A Expointer 2026 encerrou sua 49ª edição com um resultado que ajuda a dimensionar a força econômica do agronegócio no Rio Grande do Sul. Ao longo de nove dias no Parque Estadual de Exposições Assis Brasil, em Esteio, a feira movimentou R$ 6,18 bilhões em negócios, cerca de 40% acima dos R$ 4,42 bilhões registrados em 2025, além de receber 938.470 visitantes. O resultado representa uma recuperação importante em relação ao ano passado, embora ainda permaneça abaixo do recorde de R$ 8,1 bilhões alcançado em 2024. Em um setor diretamente exposto ao clima, ao crédito, aos custos de produção e às oscilações do mercado, os números sinalizam que investimento e produtividade continuam ocupando espaço relevante nas decisões do produtor.
O principal sinal está na composição das vendas. Máquinas e implementos agrícolas responderam por R$ 5,46 bilhões, aproximadamente 88% de toda a comercialização da feira e acima dos R$ 3,77 bilhões registrados no ano anterior. O setor automobilístico movimentou outros R$ 668,7 milhões. Mais do que números elevados, o resultado reforça a importância da modernização dentro da estratégia do produtor. Investimentos em equipamentos envolvem capital, crédito e expectativa de retorno, o que torna a decisão de compra diretamente ligada à busca por maior produtividade e eficiência.

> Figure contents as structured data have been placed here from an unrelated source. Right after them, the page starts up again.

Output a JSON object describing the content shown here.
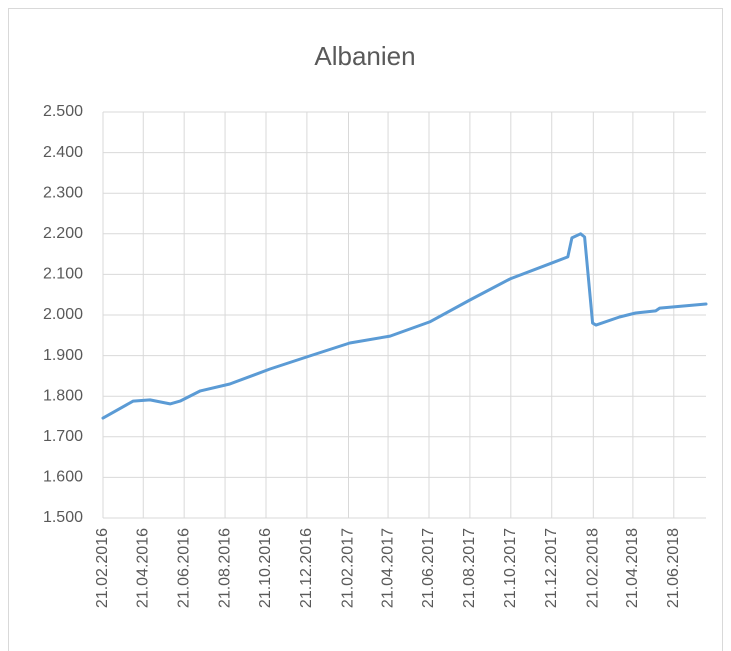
{
  "chart_data": {
    "type": "line",
    "title": "Albanien",
    "x": [
      "21.02.2016",
      "06.04.2016",
      "01.05.2016",
      "31.05.2016",
      "15.06.2016",
      "15.07.2016",
      "28.08.2016",
      "27.10.2016",
      "25.12.2016",
      "23.02.2017",
      "24.04.2017",
      "22.06.2017",
      "21.08.2017",
      "20.10.2017",
      "18.12.2017",
      "14.01.2018",
      "20.01.2018",
      "02.02.2018",
      "08.02.2018",
      "20.02.2018",
      "25.02.2018",
      "01.04.2018",
      "25.04.2018",
      "25.05.2018",
      "31.05.2018",
      "08.08.2018"
    ],
    "values": [
      1746,
      1788,
      1791,
      1781,
      1788,
      1813,
      1830,
      1867,
      1899,
      1931,
      1948,
      1983,
      2037,
      2089,
      2126,
      2143,
      2190,
      2200,
      2192,
      1980,
      1975,
      1995,
      2005,
      2010,
      2017,
      2027
    ],
    "color": "#5b9bd5",
    "xlim": [
      "21.02.2016",
      "08.08.2018"
    ],
    "xticks": [
      "21.02.2016",
      "21.04.2016",
      "21.06.2016",
      "21.08.2016",
      "21.10.2016",
      "21.12.2016",
      "21.02.2017",
      "21.04.2017",
      "21.06.2017",
      "21.08.2017",
      "21.10.2017",
      "21.12.2017",
      "21.02.2018",
      "21.04.2018",
      "21.06.2018"
    ],
    "ylim": [
      1500,
      2500
    ],
    "yticks": [
      {
        "value": 1500,
        "label": "1.500"
      },
      {
        "value": 1600,
        "label": "1.600"
      },
      {
        "value": 1700,
        "label": "1.700"
      },
      {
        "value": 1800,
        "label": "1.800"
      },
      {
        "value": 1900,
        "label": "1.900"
      },
      {
        "value": 2000,
        "label": "2.000"
      },
      {
        "value": 2100,
        "label": "2.100"
      },
      {
        "value": 2200,
        "label": "2.200"
      },
      {
        "value": 2300,
        "label": "2.300"
      },
      {
        "value": 2400,
        "label": "2.400"
      },
      {
        "value": 2500,
        "label": "2.500"
      }
    ],
    "grid": true
  }
}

A força econômica da Expointer também aparece em outras escalas. O Pavilhão da Agricultura Familiar movimentou R$ 14,4 milhões, recorde para o segmento, reunindo 509 expositores, enquanto os negócios envolvendo animais chegaram a quase R$ 22 milhões. Os resultados mostram como o agronegócio conecta produtores, indústria, comércio, serviços, crédito e logística. Quando a atividade rural investe e movimenta recursos, seus efeitos alcançam uma cadeia muito maior do que aquela presente dentro do parque.
Para o empresário, talvez essa seja a principal leitura deixada pela Expointer 2026. Crescimento de faturamento e volume de negócios são sinais importantes, mas competitividade continua dependendo da qualidade das decisões tomadas depois da feira. Investir, ampliar produção e assumir crédito exige planejamento, controle de custos e capacidade de transformar expansão em produtividade. Os R$ 6,18 bilhões movimentados mostram a força do agro gaúcho, mas também reforçam uma lógica válida para qualquer negócio: crescer é importante, mas transformar investimento em eficiência e resultado sustentável é o que sustenta esse crescimento.